Implement the hot-ranking score, async vote aggregation, cached per-community listings, and the materialized-path comment tree with lazy loading.


The hot-ranking function

Compute a post’s hotness from score and age; store it so listings just sort by it:

import math
def hotness(ups, downs, created_at):
    score = ups - downs
    order = math.log10(max(abs(score), 1))          # dampen large scores
    sign = 1 if score > 0 else (-1 if score < 0 else 0)
    seconds = created_at - EPOCH
    return round(sign * order + seconds / 45000, 7)  # age steadily lifts/sinks

Recompute on each (aggregated) vote and on a schedule for time decay; keep per-community listings in a sorted set (Redis ZSET) keyed by hotness for O(log n) inserts and O(1) top-k reads.

Async vote aggregation (avoid hot-row contention)

A synchronous UPDATE posts SET score = score+1 per vote melts under load (every vote on a hot post contends on one row). Instead, record the vote and aggregate:

def cast_vote(user_id, target_id, value):
    prev = votes.get(user_id, target_id)             # idempotent: one vote per user
    if prev == value: return
    votes.put(user_id, target_id, value)             # store/replace the vote
    vote_queue.publish({"target": target_id, "delta": value - (prev or 0)})

def aggregator():                                    # batches deltas
    for batch in vote_queue.consume_batched(window="1s"):
        for target, delta in sum_deltas(batch).items():
            new_score = store.incr_score(target, delta)
            listing_cache.zadd(community_of(target), hotness_for(target), target)

Counts become eventually consistent (and are often fuzzed) — a deliberate trade for scale and anti-gaming.

Reading a listing

def listing(community, sort="hot", k=25, cursor=0):
    if sort == "hot":
        return listing_cache.zrevrange(community, cursor, cursor + k)   # precomputed
    if sort == "new":
        return db.posts_by_time(community, k, cursor)
    if sort == "top":
        return db.posts_by_score(community, window, k, cursor)

The personalized front page merges the top of each subscribed community’s hot listing (k-way merge), cached per user briefly.

The comment tree (materialized path + lazy loading)

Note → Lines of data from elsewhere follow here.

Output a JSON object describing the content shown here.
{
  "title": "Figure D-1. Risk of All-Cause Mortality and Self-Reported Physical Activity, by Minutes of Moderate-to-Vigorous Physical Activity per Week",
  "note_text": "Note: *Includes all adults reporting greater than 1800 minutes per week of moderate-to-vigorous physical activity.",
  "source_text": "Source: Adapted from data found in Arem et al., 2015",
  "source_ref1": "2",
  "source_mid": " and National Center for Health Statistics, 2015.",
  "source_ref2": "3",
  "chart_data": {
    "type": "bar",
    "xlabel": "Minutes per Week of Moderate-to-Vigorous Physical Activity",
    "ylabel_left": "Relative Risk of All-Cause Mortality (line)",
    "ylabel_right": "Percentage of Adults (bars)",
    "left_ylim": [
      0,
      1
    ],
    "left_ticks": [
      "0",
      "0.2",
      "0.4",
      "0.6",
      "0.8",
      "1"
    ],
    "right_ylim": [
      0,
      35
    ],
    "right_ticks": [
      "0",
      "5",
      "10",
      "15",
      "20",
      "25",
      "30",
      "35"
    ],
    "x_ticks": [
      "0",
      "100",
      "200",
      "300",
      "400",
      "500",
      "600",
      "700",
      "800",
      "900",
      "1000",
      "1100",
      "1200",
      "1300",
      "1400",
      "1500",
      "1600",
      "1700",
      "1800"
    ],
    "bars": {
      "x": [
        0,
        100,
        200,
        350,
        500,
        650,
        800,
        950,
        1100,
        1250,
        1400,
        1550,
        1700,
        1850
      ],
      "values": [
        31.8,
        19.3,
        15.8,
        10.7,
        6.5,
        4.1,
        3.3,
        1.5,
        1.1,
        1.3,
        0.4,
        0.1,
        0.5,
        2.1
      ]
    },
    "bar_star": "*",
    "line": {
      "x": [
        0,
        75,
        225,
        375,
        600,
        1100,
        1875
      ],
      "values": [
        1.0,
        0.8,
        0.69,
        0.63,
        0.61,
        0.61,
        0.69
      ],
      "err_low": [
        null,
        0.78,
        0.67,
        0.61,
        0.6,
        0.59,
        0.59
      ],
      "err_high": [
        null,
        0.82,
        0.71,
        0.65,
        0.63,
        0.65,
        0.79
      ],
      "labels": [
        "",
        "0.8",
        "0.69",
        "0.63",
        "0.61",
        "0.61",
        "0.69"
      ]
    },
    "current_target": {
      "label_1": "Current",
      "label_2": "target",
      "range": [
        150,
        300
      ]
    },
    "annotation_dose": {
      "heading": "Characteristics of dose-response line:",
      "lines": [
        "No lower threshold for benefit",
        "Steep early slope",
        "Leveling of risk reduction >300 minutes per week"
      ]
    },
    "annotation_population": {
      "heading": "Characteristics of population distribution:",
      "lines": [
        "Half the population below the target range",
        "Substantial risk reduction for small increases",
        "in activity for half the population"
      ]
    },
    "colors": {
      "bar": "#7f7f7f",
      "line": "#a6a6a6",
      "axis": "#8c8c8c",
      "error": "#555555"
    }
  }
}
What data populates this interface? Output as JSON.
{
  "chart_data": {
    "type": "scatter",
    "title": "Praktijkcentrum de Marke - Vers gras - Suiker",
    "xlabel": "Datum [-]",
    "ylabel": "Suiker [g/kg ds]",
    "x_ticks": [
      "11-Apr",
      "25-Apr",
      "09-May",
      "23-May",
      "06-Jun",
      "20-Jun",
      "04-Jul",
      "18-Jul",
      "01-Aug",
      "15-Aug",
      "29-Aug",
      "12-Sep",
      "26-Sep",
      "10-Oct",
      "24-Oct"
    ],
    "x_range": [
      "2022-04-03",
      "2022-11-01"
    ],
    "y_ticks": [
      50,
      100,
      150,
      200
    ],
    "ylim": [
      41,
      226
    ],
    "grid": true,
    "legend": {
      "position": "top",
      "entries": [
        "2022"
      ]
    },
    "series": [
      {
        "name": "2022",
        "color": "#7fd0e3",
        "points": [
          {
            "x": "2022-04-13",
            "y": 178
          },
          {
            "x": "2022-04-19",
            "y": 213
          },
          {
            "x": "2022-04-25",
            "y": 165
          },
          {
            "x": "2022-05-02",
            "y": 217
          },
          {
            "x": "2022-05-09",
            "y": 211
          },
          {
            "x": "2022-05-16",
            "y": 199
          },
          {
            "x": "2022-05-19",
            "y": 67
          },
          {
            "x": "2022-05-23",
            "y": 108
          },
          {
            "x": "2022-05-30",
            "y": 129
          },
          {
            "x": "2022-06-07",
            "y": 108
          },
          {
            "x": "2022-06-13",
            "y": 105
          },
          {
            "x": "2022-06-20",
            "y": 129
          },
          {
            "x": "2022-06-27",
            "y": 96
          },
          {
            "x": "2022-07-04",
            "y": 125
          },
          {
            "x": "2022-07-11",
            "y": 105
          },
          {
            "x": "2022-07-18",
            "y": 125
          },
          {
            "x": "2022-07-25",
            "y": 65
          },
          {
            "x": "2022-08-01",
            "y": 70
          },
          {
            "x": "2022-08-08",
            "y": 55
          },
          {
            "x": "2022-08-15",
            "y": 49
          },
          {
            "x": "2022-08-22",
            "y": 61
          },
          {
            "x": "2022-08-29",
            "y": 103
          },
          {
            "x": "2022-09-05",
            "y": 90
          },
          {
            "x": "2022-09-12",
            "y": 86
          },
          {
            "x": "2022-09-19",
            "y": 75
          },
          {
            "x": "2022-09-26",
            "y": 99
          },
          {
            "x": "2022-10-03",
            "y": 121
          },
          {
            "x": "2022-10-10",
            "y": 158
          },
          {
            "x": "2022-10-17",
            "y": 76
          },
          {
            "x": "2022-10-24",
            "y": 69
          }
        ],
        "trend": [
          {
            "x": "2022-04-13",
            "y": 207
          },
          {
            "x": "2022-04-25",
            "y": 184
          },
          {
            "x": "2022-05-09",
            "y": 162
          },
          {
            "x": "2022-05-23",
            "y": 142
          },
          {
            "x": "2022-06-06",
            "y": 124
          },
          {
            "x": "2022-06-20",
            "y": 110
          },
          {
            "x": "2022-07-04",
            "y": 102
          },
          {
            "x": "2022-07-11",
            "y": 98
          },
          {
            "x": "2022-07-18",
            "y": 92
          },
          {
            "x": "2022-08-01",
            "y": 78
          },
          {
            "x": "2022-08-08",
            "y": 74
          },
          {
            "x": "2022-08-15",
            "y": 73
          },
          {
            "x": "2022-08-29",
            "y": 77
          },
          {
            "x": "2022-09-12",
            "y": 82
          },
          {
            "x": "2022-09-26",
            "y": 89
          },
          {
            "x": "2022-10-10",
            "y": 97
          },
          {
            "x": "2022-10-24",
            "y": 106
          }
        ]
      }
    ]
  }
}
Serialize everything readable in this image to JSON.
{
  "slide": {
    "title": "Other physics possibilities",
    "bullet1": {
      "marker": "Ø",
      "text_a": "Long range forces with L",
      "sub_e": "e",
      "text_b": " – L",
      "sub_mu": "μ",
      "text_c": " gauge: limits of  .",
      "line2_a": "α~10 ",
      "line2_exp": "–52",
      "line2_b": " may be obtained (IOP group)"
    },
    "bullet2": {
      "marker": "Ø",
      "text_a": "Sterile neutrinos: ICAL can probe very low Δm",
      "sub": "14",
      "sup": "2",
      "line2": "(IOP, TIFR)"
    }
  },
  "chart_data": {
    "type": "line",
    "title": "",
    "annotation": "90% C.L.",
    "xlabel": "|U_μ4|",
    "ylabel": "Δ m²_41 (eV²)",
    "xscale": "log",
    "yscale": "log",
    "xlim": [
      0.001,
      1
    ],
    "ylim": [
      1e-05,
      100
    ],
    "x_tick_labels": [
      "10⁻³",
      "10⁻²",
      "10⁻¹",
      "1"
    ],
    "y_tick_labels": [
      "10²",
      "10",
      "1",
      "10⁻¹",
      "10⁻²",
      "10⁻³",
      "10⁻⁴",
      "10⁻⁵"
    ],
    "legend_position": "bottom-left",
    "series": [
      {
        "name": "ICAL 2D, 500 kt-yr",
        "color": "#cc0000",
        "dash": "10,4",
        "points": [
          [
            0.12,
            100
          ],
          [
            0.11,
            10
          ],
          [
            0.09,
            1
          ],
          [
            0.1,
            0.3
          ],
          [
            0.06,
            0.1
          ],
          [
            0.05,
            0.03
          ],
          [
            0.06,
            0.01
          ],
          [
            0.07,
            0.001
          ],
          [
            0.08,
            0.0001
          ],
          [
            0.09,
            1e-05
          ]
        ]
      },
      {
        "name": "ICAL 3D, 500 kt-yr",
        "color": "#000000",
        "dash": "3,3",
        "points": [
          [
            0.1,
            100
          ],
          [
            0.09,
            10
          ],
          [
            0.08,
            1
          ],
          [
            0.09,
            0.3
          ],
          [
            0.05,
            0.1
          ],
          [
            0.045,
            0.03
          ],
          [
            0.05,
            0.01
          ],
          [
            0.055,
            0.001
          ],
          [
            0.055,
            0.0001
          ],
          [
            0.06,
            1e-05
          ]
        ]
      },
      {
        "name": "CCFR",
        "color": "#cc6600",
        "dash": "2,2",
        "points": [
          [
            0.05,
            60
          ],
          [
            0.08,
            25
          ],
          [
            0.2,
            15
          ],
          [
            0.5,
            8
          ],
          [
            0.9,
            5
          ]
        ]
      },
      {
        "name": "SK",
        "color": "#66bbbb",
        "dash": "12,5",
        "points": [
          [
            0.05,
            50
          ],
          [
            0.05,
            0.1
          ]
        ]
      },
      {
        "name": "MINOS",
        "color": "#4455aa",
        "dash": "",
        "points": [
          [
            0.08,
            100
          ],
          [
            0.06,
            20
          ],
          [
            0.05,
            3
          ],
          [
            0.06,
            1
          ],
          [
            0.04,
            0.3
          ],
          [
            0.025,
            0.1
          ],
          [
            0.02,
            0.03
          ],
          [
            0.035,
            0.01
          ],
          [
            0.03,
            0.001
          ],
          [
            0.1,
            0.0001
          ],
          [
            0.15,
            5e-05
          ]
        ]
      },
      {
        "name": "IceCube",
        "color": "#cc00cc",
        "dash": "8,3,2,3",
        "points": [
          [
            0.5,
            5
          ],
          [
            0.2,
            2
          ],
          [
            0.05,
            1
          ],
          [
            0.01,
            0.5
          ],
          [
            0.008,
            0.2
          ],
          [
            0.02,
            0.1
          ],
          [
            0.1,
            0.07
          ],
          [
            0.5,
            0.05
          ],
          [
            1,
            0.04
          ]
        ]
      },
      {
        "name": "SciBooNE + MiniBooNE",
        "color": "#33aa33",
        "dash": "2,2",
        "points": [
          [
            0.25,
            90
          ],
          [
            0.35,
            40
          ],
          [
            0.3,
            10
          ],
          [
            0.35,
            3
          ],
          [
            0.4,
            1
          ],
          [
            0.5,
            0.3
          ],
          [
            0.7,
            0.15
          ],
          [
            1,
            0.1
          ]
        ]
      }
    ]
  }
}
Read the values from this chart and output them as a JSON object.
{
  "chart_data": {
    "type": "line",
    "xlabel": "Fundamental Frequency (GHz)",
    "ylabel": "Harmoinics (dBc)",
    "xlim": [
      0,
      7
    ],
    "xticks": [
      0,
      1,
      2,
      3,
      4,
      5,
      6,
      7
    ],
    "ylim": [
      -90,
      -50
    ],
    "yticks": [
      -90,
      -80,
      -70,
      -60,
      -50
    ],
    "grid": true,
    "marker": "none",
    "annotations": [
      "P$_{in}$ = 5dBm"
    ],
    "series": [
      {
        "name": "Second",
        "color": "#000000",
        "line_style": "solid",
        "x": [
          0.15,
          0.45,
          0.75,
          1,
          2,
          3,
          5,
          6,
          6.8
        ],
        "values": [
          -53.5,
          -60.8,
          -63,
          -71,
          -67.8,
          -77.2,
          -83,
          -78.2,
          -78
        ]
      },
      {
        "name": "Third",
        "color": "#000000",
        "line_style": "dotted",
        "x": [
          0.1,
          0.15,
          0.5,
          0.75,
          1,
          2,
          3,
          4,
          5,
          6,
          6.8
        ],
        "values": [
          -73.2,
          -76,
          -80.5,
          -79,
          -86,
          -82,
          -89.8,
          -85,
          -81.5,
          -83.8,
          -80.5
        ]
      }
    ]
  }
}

Store each comment with a path so the whole subtree sorts and loads efficiently:

comment: { id, post_id, parent_id, path: "0003/0007/0002", score, body }
# children of a comment share its path prefix; siblings sort by the last segment or score

Load the top comments and a couple of reply levels; defer the rest:

def load_thread(post_id, k=200):
    top = db.comments(post_id, parent=None, order_by="score", limit=k)
    for c in top:
        c.replies = db.comments(post_id, parent=c.id, order_by="score", limit=10)
        c.more = c.reply_count > 10                  # "load more" stub for deep/long branches
    return build_tree(top)

A giant thread (100k+ comments) is never loaded whole — “load more” fetches deeper branches on demand.

Storage and scale

  • Posts/comments/votes sharded (posts by community or id; comments by post id so a thread is co-located).
  • Listings in Redis ZSETs per community; front page merged from those.
  • Comment counts/scores updated via the same async aggregation.

Failure handling

  • Vote queue lag → counts trail slightly (acceptable; fuzzed anyway).
  • Listing cache loss → rebuild from the DB (sort by stored hotness).
  • Hot post (massive votes/comments) → async aggregation + cached listing absorb it; comment loads stay lazy.
  • Vote gaming → rate-limit votes per user, fuzz counts, detect brigading.

The takeaway

Concrete signals: a precomputed hotness in Redis ZSETs for instant listings, idempotent async-aggregated voting to dodge hot-row contention (eventually consistent, fuzzed), and a materialized-path comment tree with lazy “load more.” Vote ranking + async counters + lazy trees are the forum-specific patterns atop the usual sharding and caching.